Lesson 4 in Social Acceptance
My first Head of Department was a wonderful woman. She didn’t have a teaching background. She came from the business world. She was probably attracted to teaching when she had children, because in those days teachers didn’t have to do any schoolwork in the holidays and they left school in the afternoon with the pupils. She taught the Opportunity classes and French, because she had lived in France for a while and language teachers were hard to come by. I have a feeling she started off in Business Studies or “Commercial” as it was known then, and gravitated into our area when the comprehensives started.
She was a star. All her advice was practical, constructive and to the point.

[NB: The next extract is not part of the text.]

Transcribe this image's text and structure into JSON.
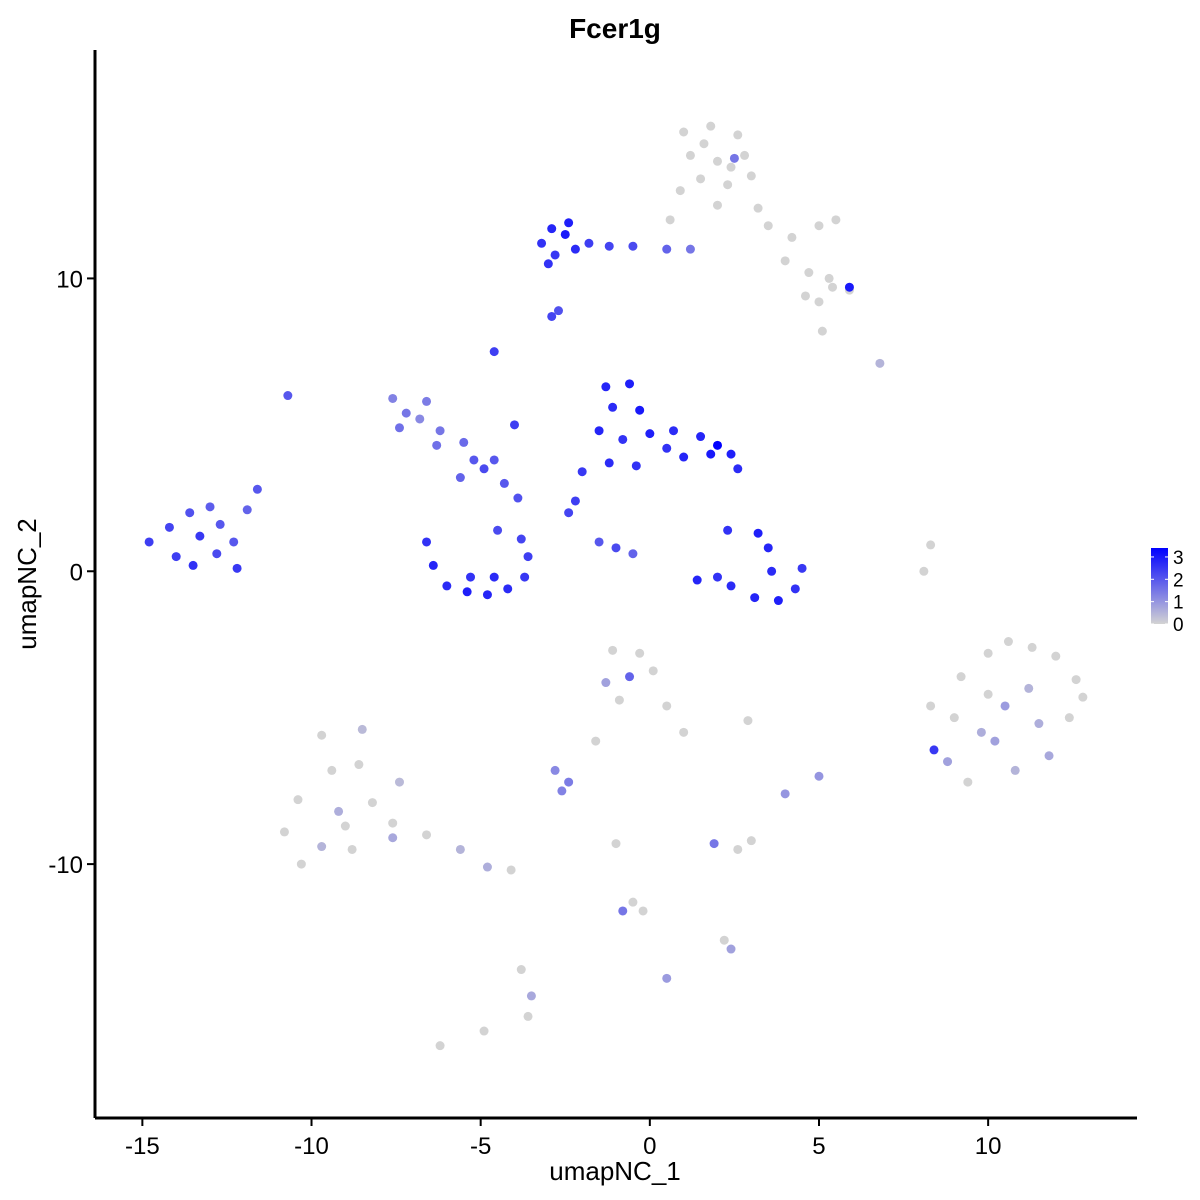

“Put your hair up!” was the first thing she said to me. I had 60s flowing locks. Think Jean Shrimpton/Marianne Faithful.
In our region we had what was known as the Super Nit. It was resistant to the majority of common treatments. One day each half-term was Nit Nurse day. It had a festival atmosphere. The entire work of the school was disrupted, as every class was lined up to have their heads checked. They filed in one by one and emerged waving their cards. The card was to tell your Mam you had nits and to do something about it.
I was astonished later to find that in some other places you had to stay at home till the infestation was eradicated. In our neck of the woods that would have ravaged the school population like the Black Death.
There was no shame attached to nits. Nobody called you names or pointed fingers or shunned you. There was just a cheerful acceptance of human frailty. Nit Nurse days taught me early on the power of mutual support in the face of life’s random adversities.
So not all the lessons I learnt from my pupils had to take the form of personal tuition, one-to-one. Sometimes they taught me as a group and a community.